Scott Zwierzchowski teaches civics to students in grades 11 and 12 at Lincoln Park High School in Chicago. In September 2020, he and his colleagues implemented a short news literacy unit to prepare students to evaluate sources and sort fact from fiction throughout the year. Learn more about the news literacy pre-unit and how to assign it to a Checkology course below.

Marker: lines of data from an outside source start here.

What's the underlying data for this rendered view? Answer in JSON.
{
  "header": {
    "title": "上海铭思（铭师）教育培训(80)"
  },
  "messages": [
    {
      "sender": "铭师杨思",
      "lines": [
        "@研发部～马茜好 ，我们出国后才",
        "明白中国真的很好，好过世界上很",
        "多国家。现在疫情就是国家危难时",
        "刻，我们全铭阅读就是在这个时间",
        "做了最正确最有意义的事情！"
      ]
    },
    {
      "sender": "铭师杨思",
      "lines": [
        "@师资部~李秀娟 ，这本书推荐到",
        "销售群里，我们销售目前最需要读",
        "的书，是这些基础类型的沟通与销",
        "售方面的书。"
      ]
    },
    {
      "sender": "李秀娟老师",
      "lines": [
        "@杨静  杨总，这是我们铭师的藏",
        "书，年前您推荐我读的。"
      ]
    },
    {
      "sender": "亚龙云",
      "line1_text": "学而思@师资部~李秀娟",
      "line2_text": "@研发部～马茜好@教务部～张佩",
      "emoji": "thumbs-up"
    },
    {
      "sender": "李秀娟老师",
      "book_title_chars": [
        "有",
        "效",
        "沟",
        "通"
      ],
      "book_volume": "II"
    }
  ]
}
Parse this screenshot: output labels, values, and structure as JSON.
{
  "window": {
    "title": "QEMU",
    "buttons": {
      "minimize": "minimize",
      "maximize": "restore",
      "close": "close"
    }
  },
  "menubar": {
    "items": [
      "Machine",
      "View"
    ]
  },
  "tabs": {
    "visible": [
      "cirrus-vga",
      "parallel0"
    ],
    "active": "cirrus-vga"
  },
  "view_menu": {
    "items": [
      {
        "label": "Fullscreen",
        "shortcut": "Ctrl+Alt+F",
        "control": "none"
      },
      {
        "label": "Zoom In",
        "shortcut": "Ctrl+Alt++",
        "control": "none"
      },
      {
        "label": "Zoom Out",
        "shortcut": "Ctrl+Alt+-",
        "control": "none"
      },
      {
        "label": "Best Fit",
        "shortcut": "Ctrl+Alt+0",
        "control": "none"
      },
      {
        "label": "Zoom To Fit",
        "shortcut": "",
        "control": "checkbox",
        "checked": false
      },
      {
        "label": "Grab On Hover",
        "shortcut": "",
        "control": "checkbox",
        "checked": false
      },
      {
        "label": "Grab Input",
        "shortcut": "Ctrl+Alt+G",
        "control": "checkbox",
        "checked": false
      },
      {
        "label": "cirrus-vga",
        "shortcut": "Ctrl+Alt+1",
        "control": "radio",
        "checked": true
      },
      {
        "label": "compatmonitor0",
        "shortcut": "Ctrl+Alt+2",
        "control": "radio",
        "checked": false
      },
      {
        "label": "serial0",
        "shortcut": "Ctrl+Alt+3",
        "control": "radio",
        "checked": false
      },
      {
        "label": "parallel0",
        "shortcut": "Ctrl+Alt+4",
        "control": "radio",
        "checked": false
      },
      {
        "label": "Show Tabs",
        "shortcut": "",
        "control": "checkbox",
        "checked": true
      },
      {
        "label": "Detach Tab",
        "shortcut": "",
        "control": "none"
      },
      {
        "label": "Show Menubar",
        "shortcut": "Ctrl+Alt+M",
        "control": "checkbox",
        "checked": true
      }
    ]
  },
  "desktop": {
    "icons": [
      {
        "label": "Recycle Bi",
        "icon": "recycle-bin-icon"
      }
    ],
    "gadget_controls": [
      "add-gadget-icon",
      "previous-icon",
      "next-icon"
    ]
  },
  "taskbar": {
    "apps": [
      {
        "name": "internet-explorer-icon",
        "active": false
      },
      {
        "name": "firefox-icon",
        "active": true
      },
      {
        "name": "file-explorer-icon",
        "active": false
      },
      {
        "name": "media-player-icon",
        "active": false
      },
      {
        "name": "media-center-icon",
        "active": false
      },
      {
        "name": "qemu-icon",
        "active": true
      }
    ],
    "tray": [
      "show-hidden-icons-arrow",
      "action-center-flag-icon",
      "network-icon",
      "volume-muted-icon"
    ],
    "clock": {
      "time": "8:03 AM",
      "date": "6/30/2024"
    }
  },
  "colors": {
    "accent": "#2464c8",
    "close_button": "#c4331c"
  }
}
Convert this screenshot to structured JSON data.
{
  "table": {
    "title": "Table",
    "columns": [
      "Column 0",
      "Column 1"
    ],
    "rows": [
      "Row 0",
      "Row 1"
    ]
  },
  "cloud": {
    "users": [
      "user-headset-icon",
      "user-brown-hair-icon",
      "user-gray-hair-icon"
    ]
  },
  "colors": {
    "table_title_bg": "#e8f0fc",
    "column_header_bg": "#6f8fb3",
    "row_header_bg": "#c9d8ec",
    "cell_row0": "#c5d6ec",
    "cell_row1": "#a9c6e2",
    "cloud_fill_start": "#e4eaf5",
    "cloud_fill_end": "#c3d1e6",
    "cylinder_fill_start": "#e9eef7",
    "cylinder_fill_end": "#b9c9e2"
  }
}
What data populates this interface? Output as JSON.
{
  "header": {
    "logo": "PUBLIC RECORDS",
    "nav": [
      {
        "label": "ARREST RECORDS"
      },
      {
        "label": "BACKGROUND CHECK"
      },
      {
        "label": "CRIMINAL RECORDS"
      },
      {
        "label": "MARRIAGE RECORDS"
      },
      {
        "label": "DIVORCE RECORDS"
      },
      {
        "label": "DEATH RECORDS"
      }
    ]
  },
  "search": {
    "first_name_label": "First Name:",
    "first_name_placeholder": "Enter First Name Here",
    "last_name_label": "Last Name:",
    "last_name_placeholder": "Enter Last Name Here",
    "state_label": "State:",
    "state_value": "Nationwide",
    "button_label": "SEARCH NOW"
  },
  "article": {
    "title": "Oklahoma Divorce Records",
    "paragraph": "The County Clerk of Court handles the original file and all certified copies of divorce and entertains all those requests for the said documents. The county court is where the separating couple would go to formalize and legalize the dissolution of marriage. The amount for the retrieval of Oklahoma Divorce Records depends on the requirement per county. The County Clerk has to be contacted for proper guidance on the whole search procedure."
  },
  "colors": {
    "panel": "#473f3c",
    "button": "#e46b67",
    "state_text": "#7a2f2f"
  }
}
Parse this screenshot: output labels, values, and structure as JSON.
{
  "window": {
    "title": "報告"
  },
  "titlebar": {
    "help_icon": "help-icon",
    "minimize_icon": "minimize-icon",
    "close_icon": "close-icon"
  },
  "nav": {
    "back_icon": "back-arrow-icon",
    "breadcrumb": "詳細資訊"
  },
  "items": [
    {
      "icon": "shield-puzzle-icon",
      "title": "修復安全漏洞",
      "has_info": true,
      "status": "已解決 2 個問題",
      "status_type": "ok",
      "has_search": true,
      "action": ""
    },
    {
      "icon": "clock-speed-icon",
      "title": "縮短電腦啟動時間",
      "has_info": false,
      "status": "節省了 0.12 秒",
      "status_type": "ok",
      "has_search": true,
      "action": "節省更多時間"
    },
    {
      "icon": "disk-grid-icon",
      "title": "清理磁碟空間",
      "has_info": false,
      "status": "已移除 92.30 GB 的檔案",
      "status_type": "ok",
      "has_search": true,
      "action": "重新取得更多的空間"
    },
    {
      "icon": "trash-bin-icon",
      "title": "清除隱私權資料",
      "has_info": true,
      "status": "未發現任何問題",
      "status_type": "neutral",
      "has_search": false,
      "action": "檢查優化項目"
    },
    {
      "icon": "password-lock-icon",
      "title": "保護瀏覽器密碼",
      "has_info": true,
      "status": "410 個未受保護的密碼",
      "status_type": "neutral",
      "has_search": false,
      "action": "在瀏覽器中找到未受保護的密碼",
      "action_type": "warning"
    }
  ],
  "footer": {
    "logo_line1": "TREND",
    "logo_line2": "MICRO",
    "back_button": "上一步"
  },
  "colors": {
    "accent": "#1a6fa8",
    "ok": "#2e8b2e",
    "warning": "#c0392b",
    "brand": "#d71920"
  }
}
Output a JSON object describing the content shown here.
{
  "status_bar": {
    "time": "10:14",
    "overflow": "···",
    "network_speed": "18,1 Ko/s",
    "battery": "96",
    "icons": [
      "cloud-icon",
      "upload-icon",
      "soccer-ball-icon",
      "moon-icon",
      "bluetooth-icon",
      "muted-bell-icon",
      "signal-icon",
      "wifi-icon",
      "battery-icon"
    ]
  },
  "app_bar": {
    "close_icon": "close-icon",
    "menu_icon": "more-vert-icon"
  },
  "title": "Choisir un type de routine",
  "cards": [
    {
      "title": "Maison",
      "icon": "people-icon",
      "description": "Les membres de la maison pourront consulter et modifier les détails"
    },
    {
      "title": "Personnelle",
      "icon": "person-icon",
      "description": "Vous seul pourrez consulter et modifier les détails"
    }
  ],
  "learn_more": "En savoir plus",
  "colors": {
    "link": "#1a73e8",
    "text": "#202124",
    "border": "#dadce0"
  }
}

Please note: For this particular course, the course highlights and learning objectives contain links to outside resources created by Scott Zwierzchowski.
Essential question:
“What does it look like to be an educated information consumer?”
Objectives
- Students will be able to achieve mastery in the following unit content topics and skills.
Unit content topics
- Defining news
- Media bias
- Language in news
- Commentary vs. news
Unit skills
- Identify news source information
- Analyze news sources for purpose and content
- Evaluate news sources for bias and logical fallacies
Unit plan:
- Day 1: What is News? What factors determine the newsworthiness of a story? In Scott’s lesson, students learned about Checkology’s “Big Four” factors in the lesson “What is News”: the extent to which something is timely, interesting, important and unique.
- Day 2: Understanding Bias. Students completed the Checkology lesson. Then, they examined three news stories in groups and analyzed the types and forms of bias that they may have detected in the stories.
- Days 3 and 4: The Power of Language with Checkology’s “Arguments and Evidence” lesson. On day 3, students completed “Arguments and Evidence” asynchronously. Then, together in class on day 4, students debriefed on the lesson and further practiced together remotely using the “Spot the Logical Fallacy” exercise from Checkology.
- Day 5: Fact-checking in the digital age. Students supplemented Scott’s fact-checking lesson with the Checkology fact-checking mission “Verifying social media content” with David Clinch from Storyful.
- From Scott: “We went through Hurricane Sandy photos [in this slide deck] and discussed “How might people who are trying to get information about the hurricane have been influenced by the images?” Discussing how altered images and unconfirmed sources affect one’s perception of the world helped us ground some of our initial ideas on verifying online content. Discussing the Truman photo and its impact helped us further discuss why verifying information in all forms of news media is important (which we’ll definitely be talking about in class this week post-election). In the past, we’ve used this fact-checking in the digital age handout, but we found that many students have used this site before in their computer science classes – so, we stuck to the Checkology lesson, which they reported being easy to accomplish and helped them better understand the motions to go through to actually fact-check something they see online. I think the Checkology lesson also provided them with a more realistic example of what they would see every day, versus examples concocted for classroom purposes.
- Days 6 and 7: End-of-unit project: Students created a process to help them determine the credibility of a news source. This process is meant to be used throughout the year when studying other topics and referencing news sources. View the assignment and a template here. You can also use Checkology’s Quick Check widget in the Check Center to help guide students through the process of determining the credibility of a claim or a source.
Assigning the "News literacy pre-unit" course
Instructions for how to assign a preset course differ slightly depending on if you are assigning it to a brand-new class or whether you are assigning it to an existing class on your Checkology account.
Don't have a Checkology educator account yet? Just visit checkology.org to register for a free educator account and use our getting started guide to help you create your first class and add students.
Follow these three steps to assign the "News literacy pre-unit" preset to a new Checkology class.
-
Click the "+ Assign course" button.
You can find the "+ Assign course" button in two places:
- Under the student registration prompt
- On your Dashboard class tile
-
Select "Change course" and scroll to the "Presets by subject or skillset" section.
-
Click "Assign" next to the "News literacy pre-unit" course.
Follow these three steps to switch out an existing course for a summer school preset.
-
Click the "View/Edit course" button.
-
Select "Change course" and scroll to "Presets by grade level" section.
-
Click "Assign" next to the "News literacy pre-unit" course.